Thursday, April 7, 2016

Navy Wife

We've all heard the term.  We've used it over and over.  In a town like San Diego, it's become almost axiomatic that your next door neighbor, or your child's friends Mom, someone you meet at the gym or the grocery store or anywhere in everyday life is likely to be a Navy Wife.  It's a special term with special connotations.  Special because the people who can proudly claim that title are special, amazing, strong, independent, loving women.

Now...let me stop and insert the required politically correct disclaimer.  I'm really talking about the Navy spouse.  Women and men.  Today's Navy is populated by men and women.  All jobs are done by those most qualified.  I was struck while attending a Change of Command last month at how gender integrated those in uniform, both in the command and in the audience, were.  In fact, I'm pretty confident that today's Navy couldn't do its mission without everybody, both men, and women, doing their jobs.  The fact is that gender has finally started to become irrelevant when it comes to getting the job done.  Having said that, it wasn't always that way.  Back in my day, as in the 70's, 80's, and 90's, that wasn't remotely the case.  The work of incorporating women fully into the force was slow in coming and really didn't accelerate until the late 90's.  So the tail end of my career coincided with the real integration of women in the force.  And with that integration came the inevitable change in the spousal culture.  What was the Navy Wife, became the Navy Spouse.  Now, I'm not taking one single thing away from all those great men who support their wives in their Navy career.  They've got their own burdens to bear and I'm sure some are similar and some are different.  But this post isn't about the Navy spouse.  It's about the Navy Wife.  As in the Navy Wife of my day.  No offense to anyone today...it's just not about you.
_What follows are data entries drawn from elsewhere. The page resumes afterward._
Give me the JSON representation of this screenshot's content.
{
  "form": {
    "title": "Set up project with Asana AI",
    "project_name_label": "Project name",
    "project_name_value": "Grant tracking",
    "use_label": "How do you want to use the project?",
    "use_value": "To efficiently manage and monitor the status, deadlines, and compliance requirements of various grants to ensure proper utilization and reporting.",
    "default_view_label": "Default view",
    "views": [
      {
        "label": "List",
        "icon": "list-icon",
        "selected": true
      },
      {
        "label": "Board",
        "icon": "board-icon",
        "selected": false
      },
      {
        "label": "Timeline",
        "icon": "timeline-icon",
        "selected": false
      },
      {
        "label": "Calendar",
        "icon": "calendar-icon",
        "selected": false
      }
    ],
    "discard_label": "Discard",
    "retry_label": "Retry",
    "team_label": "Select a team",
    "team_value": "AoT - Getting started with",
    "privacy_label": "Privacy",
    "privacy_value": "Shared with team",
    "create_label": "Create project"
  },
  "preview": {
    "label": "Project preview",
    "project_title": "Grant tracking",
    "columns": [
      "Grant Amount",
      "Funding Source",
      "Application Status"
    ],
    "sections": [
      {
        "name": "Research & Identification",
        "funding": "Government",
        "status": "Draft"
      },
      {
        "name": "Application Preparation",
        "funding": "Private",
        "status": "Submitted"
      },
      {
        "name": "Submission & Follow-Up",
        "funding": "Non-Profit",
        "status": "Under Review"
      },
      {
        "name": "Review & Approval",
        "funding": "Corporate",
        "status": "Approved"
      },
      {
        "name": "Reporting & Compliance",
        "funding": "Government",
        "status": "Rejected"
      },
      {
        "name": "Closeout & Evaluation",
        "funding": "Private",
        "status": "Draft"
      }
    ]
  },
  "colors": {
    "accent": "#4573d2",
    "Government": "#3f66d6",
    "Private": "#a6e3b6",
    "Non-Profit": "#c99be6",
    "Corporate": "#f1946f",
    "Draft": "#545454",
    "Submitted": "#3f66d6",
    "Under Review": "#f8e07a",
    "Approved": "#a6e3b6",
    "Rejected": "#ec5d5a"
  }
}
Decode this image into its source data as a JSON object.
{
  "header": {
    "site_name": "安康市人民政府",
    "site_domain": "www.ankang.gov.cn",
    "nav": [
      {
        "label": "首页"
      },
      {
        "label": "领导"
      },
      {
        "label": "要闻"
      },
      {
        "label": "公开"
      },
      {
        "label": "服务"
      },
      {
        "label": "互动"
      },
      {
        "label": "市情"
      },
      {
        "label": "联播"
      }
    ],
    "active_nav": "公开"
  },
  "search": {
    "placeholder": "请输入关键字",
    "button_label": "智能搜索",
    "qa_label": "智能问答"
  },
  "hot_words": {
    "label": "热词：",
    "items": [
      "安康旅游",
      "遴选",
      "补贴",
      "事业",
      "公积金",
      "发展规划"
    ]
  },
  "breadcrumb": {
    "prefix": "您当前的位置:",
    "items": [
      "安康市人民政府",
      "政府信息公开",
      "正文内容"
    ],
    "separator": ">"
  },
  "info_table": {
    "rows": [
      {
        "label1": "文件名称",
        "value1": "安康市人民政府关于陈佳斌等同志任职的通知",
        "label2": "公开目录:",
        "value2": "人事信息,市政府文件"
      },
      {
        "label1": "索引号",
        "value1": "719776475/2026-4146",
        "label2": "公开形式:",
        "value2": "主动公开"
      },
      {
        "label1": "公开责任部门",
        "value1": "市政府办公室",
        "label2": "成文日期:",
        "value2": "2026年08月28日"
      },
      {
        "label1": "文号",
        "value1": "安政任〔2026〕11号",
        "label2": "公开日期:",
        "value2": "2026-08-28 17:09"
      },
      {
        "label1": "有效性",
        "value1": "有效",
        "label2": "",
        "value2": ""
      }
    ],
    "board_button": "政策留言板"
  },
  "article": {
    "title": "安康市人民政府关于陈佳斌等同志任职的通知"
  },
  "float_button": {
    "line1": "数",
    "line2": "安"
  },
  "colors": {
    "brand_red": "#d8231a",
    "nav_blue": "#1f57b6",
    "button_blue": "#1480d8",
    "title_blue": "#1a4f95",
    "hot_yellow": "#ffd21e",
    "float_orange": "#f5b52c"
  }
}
And it's not about the military wife.  Because here's the deal.  All military wives bear a certain burden.  All military wives are heroic.  They live with separation, anxiety, uncertainty, the stress of low pay, children growing up as nomads and long times of Dads not being around.

But, in my humble opinion, and because I'm so close to it, there is a uniqueness to the burden that Navy Wives bear.  There is nothing, absolutely nothing, like standing on the pier as the ship pulls in all lines, backs slowly away and disappears over the horizon.  One of my favorite movies is, probably not surprisingly, "Master and Commander" with Russell Crowe.  It's the story of a Royal Navy Frigate plying the waters on the other side of the world from England back in the day when ships were made of wood and winds in the sails were their power source.  It has many lessons in leadership.  But my favorite is the independence of a ship at sea and the authority of the Captain.  At one point the Captain gives a speech to his men and declares that the ship they are in is England.  "This is England", he says.  The analogy continues to this day.  As a ship sails away, she is on her own.  Although she will have communication and connectivity ashore, she is really on her own.  And the people of the ship make life and death decisions every single day.  The unknowns are huge.  The risks are always present.   Decisions have to be made in an instant.  Decisions that can be life or death.  And the Navy wife knows this.

From the minute her husband leaves until he returns 6, 7, 8 or however many months later, she is on her own.  Oh, she has a support system.  There are a lot of systems to help like Family Services, Navy Relief, Organizational support systems, ombudsmen, friends, relatives, etc.  But the reality is that she is on her own.  She has the kids 24/7.  She manages the money.  She gets the cars fixed, the leaks fixed, the dog fed, the kids to sports, goes to teacher conferences, entertains other wives, helps other wives, makes major decisions, and a myriad of other things all the while wondering where her husband is, what he is doing, and if he's okay.  She is missing her best friend, her confidant, her lover, and, in many cases, the person who has been making decisions for her.

Age, experience, background, and so many other things can determine how she's going to manage, but really there is no predicting.  I've seen many who I thought were rocks fall apart.  And I've seen many who I thought incredibly fragile rise to the occasion.  So each Navy Wife handles things in their own manner.  There is no stereotyping or pigeonholing.  Some work and some don't.  Some have kids and some don't.  Some are involved in a myriad of things and some aren't.  Some are athletic and some aren't.  And on and on and on.  The point is that each is an individual.  But they are bound by a common lifestyle.  Common difficulties and common joys.  How they handle it is all over the map.  But generally, they are heroic.  The things that they have done and continue to do is awesome.

And there is another interesting phenomenon that drives me and many Navy Wives I know crazy.  It's the well-meaning friend, relative or neighbor who asks her, "how do you do it?".  How do you do it?  You just do it.  What is the alternative?  If you've made a commitment, if you are in love, if you have a foundation...then you just do it. There is no choice.  Of course, some decide they don't want to do it and exit either by leaving the Navy or leaving the relationship, which is okay.   But while you're doing it, you just do it.

My admiration for anyone who is a Navy Wife knows no bounds.  I can't even really describe in words how difficult it is, how courageous they are, and what a wonderful role model they are for anyone facing difficulty.